Speaker of the House William B. Bankhead of Alabama, 66, died at the Naval Hospital in Bethesda, Maryland. A few days earlier on September 10, Bankhead, who had been suffering poor health, left for Baltimore to speak at a political gathering against the advice of the Capitol physician, Dr. George W. Calver, and lost consciousness shortly before arriving. Calver immediately arranged for Bankhead’s return to the Washington area for medical treatment. Over the next several days Bankhead regained consciousness and his wife Florence, daughter Eugenia Hoyt, and brother, Alabama Senator John Bankhead II, were able to visit. His other daughter, the actress Tallulah Bankhead, was on her way from New Jersey. Late on September 14th, Bankhead lost consciousness and died early the next morning. Calver’s announcement listed the cause of death as a ruptured blood vessel in the abdomen, but he also said that the Speaker died “a martyr to his determination to do a good job for his political party.”
Not long before his death, he said:
The major objective of both parties must be unity and solidarity of purpose in preserving inviolate the structure of our Government and the perpetual freedom of its people.
Reading Eagle (September 16, 1940)
SAM RAYBURN ELECTED SUCCESSOR TO BANKHEAD
Washington, Sept. 16 (AP) –
Sam Rayburn, the 58-year-old Texas Democrat, was elected Speaker of the House of Representatives by acclamation today while the body of his predecessor, the late William B. Bankhead of Alabama, lay in state at the foot of the House rostrum.

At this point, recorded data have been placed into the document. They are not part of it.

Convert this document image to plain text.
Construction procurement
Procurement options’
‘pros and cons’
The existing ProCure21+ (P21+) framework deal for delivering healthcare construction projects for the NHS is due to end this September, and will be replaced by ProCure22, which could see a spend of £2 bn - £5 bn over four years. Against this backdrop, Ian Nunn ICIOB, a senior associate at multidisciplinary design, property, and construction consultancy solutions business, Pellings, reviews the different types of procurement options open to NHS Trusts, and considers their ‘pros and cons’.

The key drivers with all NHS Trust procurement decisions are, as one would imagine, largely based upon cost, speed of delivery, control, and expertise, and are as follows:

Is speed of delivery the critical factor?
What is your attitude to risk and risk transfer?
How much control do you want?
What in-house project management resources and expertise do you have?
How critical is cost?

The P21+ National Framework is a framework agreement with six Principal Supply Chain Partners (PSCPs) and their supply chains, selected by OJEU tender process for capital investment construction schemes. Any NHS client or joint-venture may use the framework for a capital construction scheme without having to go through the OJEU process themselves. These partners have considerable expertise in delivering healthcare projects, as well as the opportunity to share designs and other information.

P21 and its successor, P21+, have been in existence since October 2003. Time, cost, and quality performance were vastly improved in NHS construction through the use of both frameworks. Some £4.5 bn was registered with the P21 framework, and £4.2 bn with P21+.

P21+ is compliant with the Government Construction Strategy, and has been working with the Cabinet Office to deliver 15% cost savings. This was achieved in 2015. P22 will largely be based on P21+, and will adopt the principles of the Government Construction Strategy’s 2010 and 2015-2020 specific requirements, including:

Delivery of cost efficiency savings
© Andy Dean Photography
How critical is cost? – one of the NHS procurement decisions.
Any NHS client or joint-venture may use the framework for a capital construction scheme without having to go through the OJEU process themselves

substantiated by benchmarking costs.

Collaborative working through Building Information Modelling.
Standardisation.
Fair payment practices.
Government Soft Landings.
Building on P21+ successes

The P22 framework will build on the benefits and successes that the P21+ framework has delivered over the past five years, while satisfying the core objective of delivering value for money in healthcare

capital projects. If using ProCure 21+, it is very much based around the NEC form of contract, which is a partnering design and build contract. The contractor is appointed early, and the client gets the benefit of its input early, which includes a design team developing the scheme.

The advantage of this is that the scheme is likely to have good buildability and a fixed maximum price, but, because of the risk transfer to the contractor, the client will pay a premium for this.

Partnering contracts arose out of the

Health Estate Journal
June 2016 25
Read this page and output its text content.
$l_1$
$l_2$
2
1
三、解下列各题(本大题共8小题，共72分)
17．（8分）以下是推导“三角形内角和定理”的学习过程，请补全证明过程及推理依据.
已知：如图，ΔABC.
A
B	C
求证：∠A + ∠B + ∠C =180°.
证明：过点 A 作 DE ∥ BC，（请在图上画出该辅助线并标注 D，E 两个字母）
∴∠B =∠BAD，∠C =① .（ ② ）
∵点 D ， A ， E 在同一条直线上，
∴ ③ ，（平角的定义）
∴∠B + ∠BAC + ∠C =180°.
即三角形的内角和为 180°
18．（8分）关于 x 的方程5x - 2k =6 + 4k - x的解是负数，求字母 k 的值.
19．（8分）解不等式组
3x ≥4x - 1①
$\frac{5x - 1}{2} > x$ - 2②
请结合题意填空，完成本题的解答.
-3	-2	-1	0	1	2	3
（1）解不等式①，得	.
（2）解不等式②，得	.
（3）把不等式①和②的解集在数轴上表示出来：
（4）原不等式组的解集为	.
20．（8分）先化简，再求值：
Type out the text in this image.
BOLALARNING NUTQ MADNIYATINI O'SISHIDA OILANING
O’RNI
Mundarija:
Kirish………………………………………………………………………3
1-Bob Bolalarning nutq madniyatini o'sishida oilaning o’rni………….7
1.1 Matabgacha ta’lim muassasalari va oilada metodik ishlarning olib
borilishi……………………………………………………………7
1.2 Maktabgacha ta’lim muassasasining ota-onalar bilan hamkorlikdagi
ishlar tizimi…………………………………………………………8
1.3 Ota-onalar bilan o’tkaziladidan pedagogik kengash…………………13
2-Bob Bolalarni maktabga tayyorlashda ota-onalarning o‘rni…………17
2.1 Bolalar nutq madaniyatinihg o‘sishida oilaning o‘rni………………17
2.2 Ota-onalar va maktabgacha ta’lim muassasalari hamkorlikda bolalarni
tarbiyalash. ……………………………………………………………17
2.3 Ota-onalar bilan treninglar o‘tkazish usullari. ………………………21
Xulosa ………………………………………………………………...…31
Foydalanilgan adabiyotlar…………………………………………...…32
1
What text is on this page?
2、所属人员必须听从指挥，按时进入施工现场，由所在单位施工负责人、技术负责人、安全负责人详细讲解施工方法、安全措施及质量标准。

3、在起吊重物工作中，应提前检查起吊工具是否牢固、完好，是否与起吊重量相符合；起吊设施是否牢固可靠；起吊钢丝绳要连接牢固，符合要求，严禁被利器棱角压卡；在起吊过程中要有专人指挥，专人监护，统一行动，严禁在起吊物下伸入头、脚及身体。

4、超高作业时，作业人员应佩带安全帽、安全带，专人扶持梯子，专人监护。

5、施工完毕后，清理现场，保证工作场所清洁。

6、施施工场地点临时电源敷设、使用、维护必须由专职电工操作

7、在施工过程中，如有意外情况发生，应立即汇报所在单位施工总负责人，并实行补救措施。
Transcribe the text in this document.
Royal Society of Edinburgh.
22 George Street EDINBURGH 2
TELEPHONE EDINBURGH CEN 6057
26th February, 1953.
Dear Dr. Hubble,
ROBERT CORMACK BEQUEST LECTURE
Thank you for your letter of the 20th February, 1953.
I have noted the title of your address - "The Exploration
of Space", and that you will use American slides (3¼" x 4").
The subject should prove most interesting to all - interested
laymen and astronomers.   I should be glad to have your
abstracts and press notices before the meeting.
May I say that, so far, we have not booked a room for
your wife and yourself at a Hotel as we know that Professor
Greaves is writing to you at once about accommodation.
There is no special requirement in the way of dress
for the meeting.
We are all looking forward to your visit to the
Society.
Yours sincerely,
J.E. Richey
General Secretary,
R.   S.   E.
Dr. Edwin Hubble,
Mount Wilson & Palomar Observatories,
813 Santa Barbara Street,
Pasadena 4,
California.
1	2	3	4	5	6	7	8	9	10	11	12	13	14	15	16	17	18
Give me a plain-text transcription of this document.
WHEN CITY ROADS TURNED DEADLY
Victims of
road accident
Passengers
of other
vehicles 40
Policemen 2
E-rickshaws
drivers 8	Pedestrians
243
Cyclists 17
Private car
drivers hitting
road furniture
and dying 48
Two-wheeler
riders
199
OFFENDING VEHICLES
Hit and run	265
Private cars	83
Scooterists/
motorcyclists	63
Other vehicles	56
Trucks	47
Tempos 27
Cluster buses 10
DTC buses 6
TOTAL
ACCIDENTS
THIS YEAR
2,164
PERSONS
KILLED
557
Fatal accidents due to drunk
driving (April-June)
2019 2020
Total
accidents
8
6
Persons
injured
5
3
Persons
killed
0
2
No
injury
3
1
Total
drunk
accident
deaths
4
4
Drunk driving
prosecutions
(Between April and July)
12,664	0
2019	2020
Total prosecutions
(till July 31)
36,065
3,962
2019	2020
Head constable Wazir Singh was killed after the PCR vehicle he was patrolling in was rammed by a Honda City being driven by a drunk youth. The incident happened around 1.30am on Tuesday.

Members of a Democratic conference held just before the election said there was no discussion regarding filling the majority leadership which Rayburn is vacating and some expressed belief that nothing would be done about it immediately.
Representative Boland of Pennsylvania, the Democratic Whip, told newsmen, however, he would be a candidate for the floor leadership and expressed the opinion that the party should caucus soon after the funeral to decide the matter.